Он вцепился в ее руку, он смотрел на нее, и в глубине его глаз читалась такая бесконечная печаль, что у нее защемило сердце. Державшая ее локоть рука была одновременно крепкой и ласковой, такая рука была способна увести далеко, много дальше того, на что она могла надеяться, в самые дальние покои дома грез. Он был маленький, толстый, похожий на маслину, такой же гладкий, блестящий и душистый.
— Please! — он твердил свое. Печаль портье проникла ей под кожу и обволокла ее всю как бы пленкой, изолирующей от действительности. Она пойдет за ним. Пойдет до конца, в джунгли, где высится ее статуя. Она не увидит дверей отеля, не увидит лица мужа, который ждет ее у стойки, не увидит его глаз гадкой крысы, устремивших на нее два луча липкого света.

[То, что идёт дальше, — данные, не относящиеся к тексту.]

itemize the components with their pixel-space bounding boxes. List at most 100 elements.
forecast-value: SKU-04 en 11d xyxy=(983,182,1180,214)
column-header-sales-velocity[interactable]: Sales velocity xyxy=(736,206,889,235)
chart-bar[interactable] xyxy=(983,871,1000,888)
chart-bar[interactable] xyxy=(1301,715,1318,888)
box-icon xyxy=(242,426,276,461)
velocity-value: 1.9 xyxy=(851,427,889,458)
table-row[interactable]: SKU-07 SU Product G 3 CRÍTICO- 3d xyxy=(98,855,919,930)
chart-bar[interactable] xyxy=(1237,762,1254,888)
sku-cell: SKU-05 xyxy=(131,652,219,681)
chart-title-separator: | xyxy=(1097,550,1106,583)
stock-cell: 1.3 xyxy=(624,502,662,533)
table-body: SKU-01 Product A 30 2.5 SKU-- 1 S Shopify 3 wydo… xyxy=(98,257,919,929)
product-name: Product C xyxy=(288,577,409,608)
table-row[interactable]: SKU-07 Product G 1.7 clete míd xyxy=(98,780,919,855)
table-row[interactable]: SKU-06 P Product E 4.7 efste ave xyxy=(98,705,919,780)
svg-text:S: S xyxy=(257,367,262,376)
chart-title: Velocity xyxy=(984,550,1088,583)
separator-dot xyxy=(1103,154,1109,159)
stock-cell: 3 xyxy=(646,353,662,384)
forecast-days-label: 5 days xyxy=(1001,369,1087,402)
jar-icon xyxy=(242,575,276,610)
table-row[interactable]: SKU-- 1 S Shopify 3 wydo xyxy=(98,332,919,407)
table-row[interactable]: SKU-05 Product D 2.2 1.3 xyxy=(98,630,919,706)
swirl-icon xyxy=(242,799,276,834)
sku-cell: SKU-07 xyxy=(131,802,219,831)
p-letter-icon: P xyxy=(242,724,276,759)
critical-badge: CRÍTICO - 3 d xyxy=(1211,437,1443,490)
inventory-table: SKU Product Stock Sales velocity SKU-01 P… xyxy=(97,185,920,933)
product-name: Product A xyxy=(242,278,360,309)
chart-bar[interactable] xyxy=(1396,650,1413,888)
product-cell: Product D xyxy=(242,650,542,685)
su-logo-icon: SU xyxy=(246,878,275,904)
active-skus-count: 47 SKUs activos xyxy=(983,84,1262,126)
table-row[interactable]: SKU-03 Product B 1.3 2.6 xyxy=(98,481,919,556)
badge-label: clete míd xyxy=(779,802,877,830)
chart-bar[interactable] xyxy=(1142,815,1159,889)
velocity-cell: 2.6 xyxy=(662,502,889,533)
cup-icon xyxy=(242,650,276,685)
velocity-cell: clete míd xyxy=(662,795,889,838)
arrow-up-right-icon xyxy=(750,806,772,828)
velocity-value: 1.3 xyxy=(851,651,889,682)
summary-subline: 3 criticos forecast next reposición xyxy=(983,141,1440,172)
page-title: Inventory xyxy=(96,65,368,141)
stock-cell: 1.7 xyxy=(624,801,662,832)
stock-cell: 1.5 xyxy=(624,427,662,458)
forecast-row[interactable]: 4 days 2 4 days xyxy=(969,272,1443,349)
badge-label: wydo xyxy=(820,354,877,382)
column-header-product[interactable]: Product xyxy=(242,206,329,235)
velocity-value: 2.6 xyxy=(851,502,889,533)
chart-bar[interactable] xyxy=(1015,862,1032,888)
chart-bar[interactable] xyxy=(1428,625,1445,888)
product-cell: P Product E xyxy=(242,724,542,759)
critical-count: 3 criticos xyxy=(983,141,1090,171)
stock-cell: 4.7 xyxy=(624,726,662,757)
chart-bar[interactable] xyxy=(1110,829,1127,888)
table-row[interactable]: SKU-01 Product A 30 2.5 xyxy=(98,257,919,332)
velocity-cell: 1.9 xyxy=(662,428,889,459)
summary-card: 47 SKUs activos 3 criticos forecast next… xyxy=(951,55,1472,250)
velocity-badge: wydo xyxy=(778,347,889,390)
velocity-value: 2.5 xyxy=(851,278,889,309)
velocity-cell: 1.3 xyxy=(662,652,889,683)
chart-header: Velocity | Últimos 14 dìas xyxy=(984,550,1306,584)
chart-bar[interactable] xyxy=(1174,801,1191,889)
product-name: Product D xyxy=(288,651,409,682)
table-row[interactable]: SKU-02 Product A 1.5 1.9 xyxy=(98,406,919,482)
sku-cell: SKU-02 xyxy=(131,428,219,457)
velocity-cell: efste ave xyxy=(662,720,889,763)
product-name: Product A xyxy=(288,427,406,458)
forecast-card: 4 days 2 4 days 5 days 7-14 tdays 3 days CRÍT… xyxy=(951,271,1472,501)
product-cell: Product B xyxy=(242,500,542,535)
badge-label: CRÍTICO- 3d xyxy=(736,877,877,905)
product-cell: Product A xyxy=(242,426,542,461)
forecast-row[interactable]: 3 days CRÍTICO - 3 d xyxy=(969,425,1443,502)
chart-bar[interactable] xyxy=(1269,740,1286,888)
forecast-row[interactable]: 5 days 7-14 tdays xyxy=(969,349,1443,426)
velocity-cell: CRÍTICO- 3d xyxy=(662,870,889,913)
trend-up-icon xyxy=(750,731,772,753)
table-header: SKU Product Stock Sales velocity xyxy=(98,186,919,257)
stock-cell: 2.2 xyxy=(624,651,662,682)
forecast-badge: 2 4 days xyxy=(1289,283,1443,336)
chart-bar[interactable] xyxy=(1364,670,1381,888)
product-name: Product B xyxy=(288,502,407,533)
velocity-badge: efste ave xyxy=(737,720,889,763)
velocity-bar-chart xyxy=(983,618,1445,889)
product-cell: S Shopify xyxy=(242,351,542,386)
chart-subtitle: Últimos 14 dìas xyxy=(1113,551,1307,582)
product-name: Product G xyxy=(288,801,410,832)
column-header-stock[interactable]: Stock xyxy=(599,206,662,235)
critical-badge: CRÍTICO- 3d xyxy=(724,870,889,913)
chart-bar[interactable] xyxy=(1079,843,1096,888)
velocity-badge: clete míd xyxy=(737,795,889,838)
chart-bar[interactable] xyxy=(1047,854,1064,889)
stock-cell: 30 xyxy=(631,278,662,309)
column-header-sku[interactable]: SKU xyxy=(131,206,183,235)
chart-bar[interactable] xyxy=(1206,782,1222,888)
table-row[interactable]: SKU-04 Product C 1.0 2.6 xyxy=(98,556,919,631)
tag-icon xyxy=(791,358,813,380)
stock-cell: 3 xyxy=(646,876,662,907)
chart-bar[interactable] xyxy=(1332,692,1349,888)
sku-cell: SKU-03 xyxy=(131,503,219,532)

Она уйдет в джунгли и будет принадлежать маленькому портье на веки вечные, она не услышит голоса мужа, выговаривающего ей: «Ты что, совсем спятила? Здесь на улицах опасно!»
Сегодня ночью она спустится в холл и найдет этого портье, а если его не будет сегодня, она спустится завтра ночью, а если опять не найдет его, будет спускаться снова и снова, будет искать его всю жизнь, мечтая о его печальных глазах и властных и ласковых руках. И когда эта мечта поглотит ее всю целиком, она ничего больше не будет сознавать. И жизнь ее тогда станет слаще меда.